Hamlet with fuzzybutternut

ROMANES EUNT DOMUS with goodmorning

Breakfast with Stalin (formerly Scumfuck) with fferylt

Playstyle

  • I absolutely hate metagaming. Hate, hate, hate. -- I'm softening on this stance quick-like. It's harder to avoid than I thought. Belisarius 15:10, 2 January 2013 (EST)
  • I am somewhat competitive and want to win, but my first priority is to enjoy myself as much as possible.
  • My first core principle in any game: It's better to make the others react to me than it is to react to them. It gives me more control over the game and it's easier to get accurate reads based on someone's interactions with me than it is between two others.
  • The second core principle is Shaheed's Law, simplified as "If you need something to be true or you're screwed, assume it is."
  • Third core principle: "A shit leopard can't change its spots" ~Jim Lahey
  • "Active Lurking" and "IIoA": Buzzwords used to stifle discussion and scare people away from using humour. If you use these buzzwords, autovote me every game because I shall no longer be silenced save by lynch.

Misc

  • If you give me any opportunity to quote Shakespeare, expect Shakespeare.
  • My favourite thing about Mafia is that "Magnificent Bastard" moment when I realise somebody has successfully pulled the wool over my eyes.
  • Some Canadians may like to spell words the American way. I am not one of those people. I speak the Queen's English, please do not "correct" me when I spell words the correct (for me) British way.

Shaheed's Law source

“But of course poker isn’t really a card game. It’s a game of people. The cards are just a tool for playing your opponents. That may be why you weren’t good at it. Bridge comes much closer to direct problem solving— the extrapolation of discrete logical permutations. You can’t ignore who your opponents are, naturally, but you win with your mind more than your guts.

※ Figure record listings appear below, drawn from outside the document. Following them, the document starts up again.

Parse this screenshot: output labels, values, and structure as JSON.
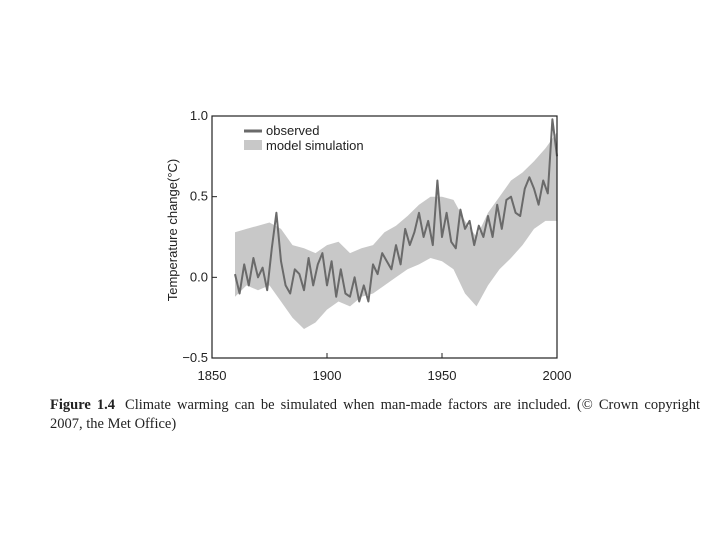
{
  "chart_data": {
    "type": "line",
    "title": "",
    "xlabel": "",
    "ylabel": "Temperature change(°C)",
    "xlim": [
      1850,
      2000
    ],
    "ylim": [
      -0.5,
      1.0
    ],
    "x_ticks": [
      "1850",
      "1900",
      "1950",
      "2000"
    ],
    "y_ticks": [
      "−0.5",
      "0.0",
      "0.5",
      "1.0"
    ],
    "x_tick_values": [
      1850,
      1900,
      1950,
      2000
    ],
    "y_tick_values": [
      -0.5,
      0.0,
      0.5,
      1.0
    ],
    "grid": false,
    "legend_position": "top-left",
    "series": [
      {
        "name": "observed",
        "kind": "line",
        "color": "#6a6a6a",
        "x": [
          1860,
          1862,
          1864,
          1866,
          1868,
          1870,
          1872,
          1874,
          1876,
          1878,
          1880,
          1882,
          1884,
          1886,
          1888,
          1890,
          1892,
          1894,
          1896,
          1898,
          1900,
          1902,
          1904,
          1906,
          1908,
          1910,
          1912,
          1914,
          1916,
          1918,
          1920,
          1922,
          1924,
          1926,
          1928,
          1930,
          1932,
          1934,
          1936,
          1938,
          1940,
          1942,
          1944,
          1946,
          1948,
          1950,
          1952,
          1954,
          1956,
          1958,
          1960,
          1962,
          1964,
          1966,
          1968,
          1970,
          1972,
          1974,
          1976,
          1978,
          1980,
          1982,
          1984,
          1986,
          1988,
          1990,
          1992,
          1994,
          1996,
          1998,
          2000
        ],
        "y": [
          0.02,
          -0.1,
          0.08,
          -0.05,
          0.12,
          0.0,
          0.06,
          -0.08,
          0.18,
          0.4,
          0.1,
          -0.05,
          -0.1,
          0.05,
          0.02,
          -0.08,
          0.12,
          -0.05,
          0.08,
          0.15,
          -0.05,
          0.1,
          -0.12,
          0.05,
          -0.1,
          -0.12,
          0.0,
          -0.15,
          -0.05,
          -0.15,
          0.08,
          0.02,
          0.15,
          0.1,
          0.05,
          0.2,
          0.08,
          0.3,
          0.2,
          0.28,
          0.4,
          0.25,
          0.35,
          0.2,
          0.6,
          0.25,
          0.4,
          0.22,
          0.18,
          0.42,
          0.3,
          0.35,
          0.2,
          0.32,
          0.25,
          0.38,
          0.25,
          0.45,
          0.3,
          0.48,
          0.5,
          0.4,
          0.38,
          0.55,
          0.62,
          0.55,
          0.45,
          0.6,
          0.52,
          0.98,
          0.75
        ]
      },
      {
        "name": "model simulation",
        "kind": "band",
        "color": "#c8c8c8",
        "x": [
          1860,
          1865,
          1870,
          1875,
          1880,
          1885,
          1890,
          1895,
          1900,
          1905,
          1910,
          1915,
          1920,
          1925,
          1930,
          1935,
          1940,
          1945,
          1950,
          1955,
          1960,
          1965,
          1970,
          1975,
          1980,
          1985,
          1990,
          1995,
          2000
        ],
        "lower": [
          -0.12,
          -0.05,
          -0.08,
          -0.05,
          -0.15,
          -0.25,
          -0.32,
          -0.28,
          -0.2,
          -0.15,
          -0.18,
          -0.12,
          -0.1,
          -0.05,
          0.0,
          0.05,
          0.08,
          0.12,
          0.1,
          0.05,
          -0.1,
          -0.18,
          -0.05,
          0.05,
          0.12,
          0.2,
          0.3,
          0.35,
          0.35
        ],
        "upper": [
          0.28,
          0.3,
          0.32,
          0.34,
          0.3,
          0.2,
          0.18,
          0.15,
          0.2,
          0.22,
          0.15,
          0.18,
          0.2,
          0.28,
          0.32,
          0.38,
          0.45,
          0.5,
          0.5,
          0.48,
          0.35,
          0.25,
          0.4,
          0.5,
          0.6,
          0.65,
          0.72,
          0.8,
          0.9
        ]
      }
    ]
  },
  "caption": {
    "label": "Figure 1.4",
    "text": "Climate warming can be simulated when man-made factors are included. (© Crown copyright 2007, the Met Office)"
  }
}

“You’re trying to win this one with your guts, Morn. You need to use your mind.”

Morn drank more coffee. She didn’t say anything: she didn’t have anything to say. Instead she concentrated on the pain in her throat. “We have a maxim in bridge,” he continued. “If you need a particular card to be in a certain place, assume it is. If you need a particular distribution of the cards, assume it exists. Plan the rest of your strategy as if you have a right to be sure of that one assumption.

“It doesn’t always work, of course. In fact, you can play for days without it working once. But that’s not the point. The point is, if your assumption is false you were going to fail anyway. That assumption represents the one thing you have to have in order to succeed, so you might as well count on it. Without it, there’s nothing you can do except shrug and go on to the next hand.”

Donaldson, Stephen R. (2010-07-09). Forbidden Knowledge: The Gap Into Vision (pp. 180-181). Random House, Inc.. Kindle Edition.